Arnaud Frion, 42 ans, a été tué jeudi soir dans une frappe de drone qui a également blessé six militaires français, depuis rapatriés et hospitalisés en France.

"La France n'oubliera pas le prix de la vie d'Arnaud Frion (...) ce prix douloureux, c'est celui de notre sécurité, de notre souveraineté, de notre liberté", a également affirmé Catherine Vautrin à Varces.

Face à elle, le cercueil du major est recouvert du drapeau bleu blanc rouge et de trois coussins sur lesquels reposent ses décorations, la croix de chevalier de la Légion d'honneur reçue à titre posthume et la tarte, béret distinctif des chasseurs alpins.

"Le parcours d'Arnaud Frion raconte un homme qui était devenu par le travail, par la valeur, par l'exemple, l'une des plus belles figures du soldat français", a salué la ministre au côté du chef d'état-major de l'armée de Terre, le général Pierre Schill.

L'adjudant-chef Frion a été promu au grade de major à titre posthume. Il avait rejoint les chasseurs alpins de Haute-Savoie en 2004 et avait par la suite été projeté au Tchad, en Côte d'Ivoire, en Afghanistan, au Mali, au Niger et en Estonie. Marié et père d'un enfant, il avait reçu la médaille militaire le 31 décembre 2021.

Il a été frappé avec ses compagnons d'armes alors qu'il se trouvait dans une base placée sous l'autorité des combattants kurdes peshmergas, située au sud-ouest d'Erbil, à Mala Qara, dans le Kurdistan irakien. Ils y étaient déployés dans le cadre de la coalition internationale mise en place en 2014 contre le groupe jihadiste État islamique.

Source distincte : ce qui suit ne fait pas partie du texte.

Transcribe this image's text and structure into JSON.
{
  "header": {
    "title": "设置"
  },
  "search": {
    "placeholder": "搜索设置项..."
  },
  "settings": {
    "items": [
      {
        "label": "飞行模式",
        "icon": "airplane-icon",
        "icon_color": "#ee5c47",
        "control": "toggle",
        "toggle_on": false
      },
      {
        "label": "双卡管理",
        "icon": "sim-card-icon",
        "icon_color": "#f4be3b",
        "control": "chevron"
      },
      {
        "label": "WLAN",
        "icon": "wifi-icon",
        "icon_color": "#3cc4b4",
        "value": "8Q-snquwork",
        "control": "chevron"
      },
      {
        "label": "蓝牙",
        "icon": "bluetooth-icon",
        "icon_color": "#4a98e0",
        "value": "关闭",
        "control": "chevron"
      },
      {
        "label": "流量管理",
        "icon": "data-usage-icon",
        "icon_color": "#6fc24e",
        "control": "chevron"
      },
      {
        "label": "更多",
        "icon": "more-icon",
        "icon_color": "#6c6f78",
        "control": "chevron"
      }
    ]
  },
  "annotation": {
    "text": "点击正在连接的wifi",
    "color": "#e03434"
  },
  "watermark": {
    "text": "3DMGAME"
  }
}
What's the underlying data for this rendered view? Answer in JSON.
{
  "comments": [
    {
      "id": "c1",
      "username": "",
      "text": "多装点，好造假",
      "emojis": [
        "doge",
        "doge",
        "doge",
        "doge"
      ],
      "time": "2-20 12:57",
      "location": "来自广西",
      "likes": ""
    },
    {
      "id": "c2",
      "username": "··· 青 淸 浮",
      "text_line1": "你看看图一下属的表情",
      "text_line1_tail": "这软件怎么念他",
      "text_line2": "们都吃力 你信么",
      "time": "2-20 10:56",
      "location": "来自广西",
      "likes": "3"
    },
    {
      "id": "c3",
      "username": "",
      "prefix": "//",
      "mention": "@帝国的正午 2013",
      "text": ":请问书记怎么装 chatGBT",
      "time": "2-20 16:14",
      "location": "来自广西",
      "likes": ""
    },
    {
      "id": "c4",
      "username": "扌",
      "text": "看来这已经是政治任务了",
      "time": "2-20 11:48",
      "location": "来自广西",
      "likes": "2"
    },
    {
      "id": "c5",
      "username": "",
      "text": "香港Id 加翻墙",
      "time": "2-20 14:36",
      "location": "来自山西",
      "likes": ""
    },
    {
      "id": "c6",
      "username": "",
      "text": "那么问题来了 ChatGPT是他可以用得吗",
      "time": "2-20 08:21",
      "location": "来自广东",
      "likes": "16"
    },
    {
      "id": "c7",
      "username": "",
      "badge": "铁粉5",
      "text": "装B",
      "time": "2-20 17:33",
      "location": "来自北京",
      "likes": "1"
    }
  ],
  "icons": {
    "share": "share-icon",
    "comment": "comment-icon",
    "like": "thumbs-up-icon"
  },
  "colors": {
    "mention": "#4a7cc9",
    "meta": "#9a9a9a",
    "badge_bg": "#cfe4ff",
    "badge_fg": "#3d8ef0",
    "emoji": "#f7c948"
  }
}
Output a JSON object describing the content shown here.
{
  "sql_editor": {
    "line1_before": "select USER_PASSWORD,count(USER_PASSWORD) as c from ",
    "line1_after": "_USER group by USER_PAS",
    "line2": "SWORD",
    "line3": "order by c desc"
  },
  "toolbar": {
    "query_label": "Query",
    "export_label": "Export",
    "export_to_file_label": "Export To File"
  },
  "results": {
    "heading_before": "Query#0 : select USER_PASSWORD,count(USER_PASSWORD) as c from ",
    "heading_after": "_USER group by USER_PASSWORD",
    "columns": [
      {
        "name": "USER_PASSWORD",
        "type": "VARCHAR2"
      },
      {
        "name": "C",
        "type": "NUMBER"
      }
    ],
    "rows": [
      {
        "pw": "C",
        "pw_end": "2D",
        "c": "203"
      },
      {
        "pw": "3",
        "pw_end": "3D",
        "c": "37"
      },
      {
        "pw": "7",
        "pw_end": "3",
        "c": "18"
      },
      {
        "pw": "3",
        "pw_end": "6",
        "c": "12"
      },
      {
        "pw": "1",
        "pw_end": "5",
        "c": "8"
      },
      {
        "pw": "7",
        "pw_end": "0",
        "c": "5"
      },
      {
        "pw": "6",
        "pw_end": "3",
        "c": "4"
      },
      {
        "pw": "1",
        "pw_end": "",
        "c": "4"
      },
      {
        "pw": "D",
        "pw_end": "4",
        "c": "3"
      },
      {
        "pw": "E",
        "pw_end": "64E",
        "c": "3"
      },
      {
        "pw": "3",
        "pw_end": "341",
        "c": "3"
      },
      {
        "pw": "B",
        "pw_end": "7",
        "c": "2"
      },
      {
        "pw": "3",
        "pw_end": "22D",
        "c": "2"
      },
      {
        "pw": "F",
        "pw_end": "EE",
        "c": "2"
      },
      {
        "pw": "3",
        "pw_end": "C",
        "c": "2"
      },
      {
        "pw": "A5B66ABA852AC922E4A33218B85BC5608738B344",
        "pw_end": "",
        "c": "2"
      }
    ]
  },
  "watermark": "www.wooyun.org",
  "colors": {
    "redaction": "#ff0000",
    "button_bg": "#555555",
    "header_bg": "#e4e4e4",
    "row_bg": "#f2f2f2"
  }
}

Depuis le début de la guerre au Moyen-Orient, le Kurdistan irakien et Erbil ont essuyé de multiples attaques de drones Shahed imputées à des factions pro-iraniennes, visant notamment les dispositifs militaires américains dans la région. Ces attaques ont été pour la plupart neutralisées par la défense antiaérienne.